Helically symmetric solution of 3D Euler equations with vorticity and its free boundary
Lili Du, Feng Ji
TL;DR
This work studies steady incompressible Euler flow with helically symmetric free boundary and nontrivial vorticity, reducing the 3D problem to a 2D cross-section through an orthogonality condition to the symmetry lines and a stream function $\psi$. A variational formulation with the functional $\mathcal J_h(\psi,D)$ yields a semilinear free boundary problem $-\nabla\cdot(K\nabla\psi)=f(\psi)$ in $\{\psi>0\}$ with a Bernoulli-type boundary condition, and the authors prove key regularity results: the local minimizer $\psi$ is Lipschitz and non-degenerate, and the free boundary in a cross-section is $C^{1,\alpha}$, which lifts to a $C^{1,\alpha}$ surface for the 3D free boundary. The analysis combines an almost-minimizer reduction via coefficient freezing, a Weiss-type monotonicity formula, blow-up arguments, and De Silva’s flatness-implies-regularity theory.
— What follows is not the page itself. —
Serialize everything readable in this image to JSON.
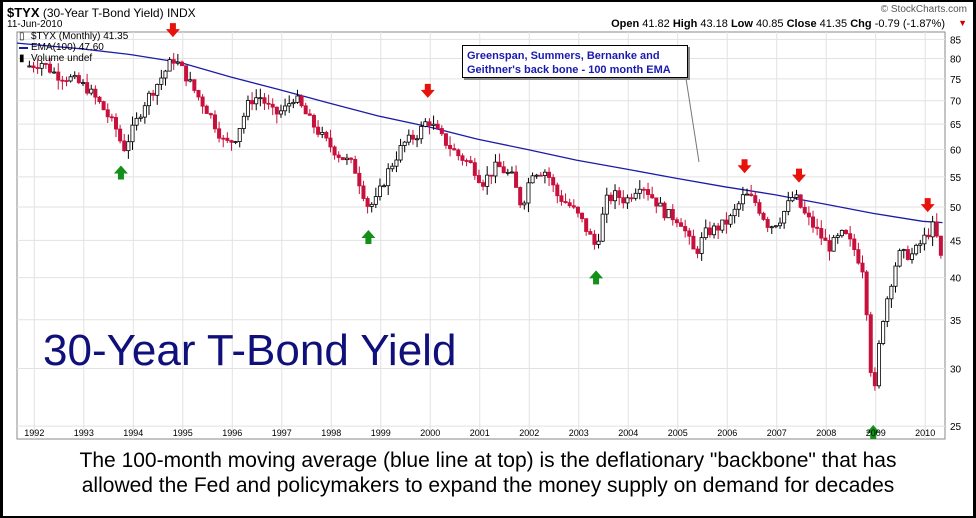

These results establish a rigorous regularity theory for helically symmetric Euler free boundary problems and illustrate a robust variational approach with variable coefficients. The methodology and findings have implications for understanding geometric and stability properties of helically symmetric flows in fluid mechanics.
Abstract
This paper investigates an incompressible steady free boundary problem of Euler equations with helical symmetry in $3$ dimensions and with nontrivial vorticity. The velocity field of the fluid arises from the spiral of its velocity within a cross-section, whose global existence, uniqueness and well-posedness with fixed boundary were established by a series of brilliant works. A perplexing issue, untouched in the literature, concerns the free boundary problem with (partial) unknown domain boundary in this helically symmetric configuration. We address this gap through the analysis of the optimal regularity property of the scalar stream function as a minimizer in a semilinear minimal problem, establishing the $C^{0,1}$-regularity of the minimizer, and the $C^{1,α}$-regularity of its free boundary. More specifically, the regularity results are obtained in arbitrary cross-sections through smooth helical transformation by virtue of variational method and the rule of "flatness implies $C^{1,α}$".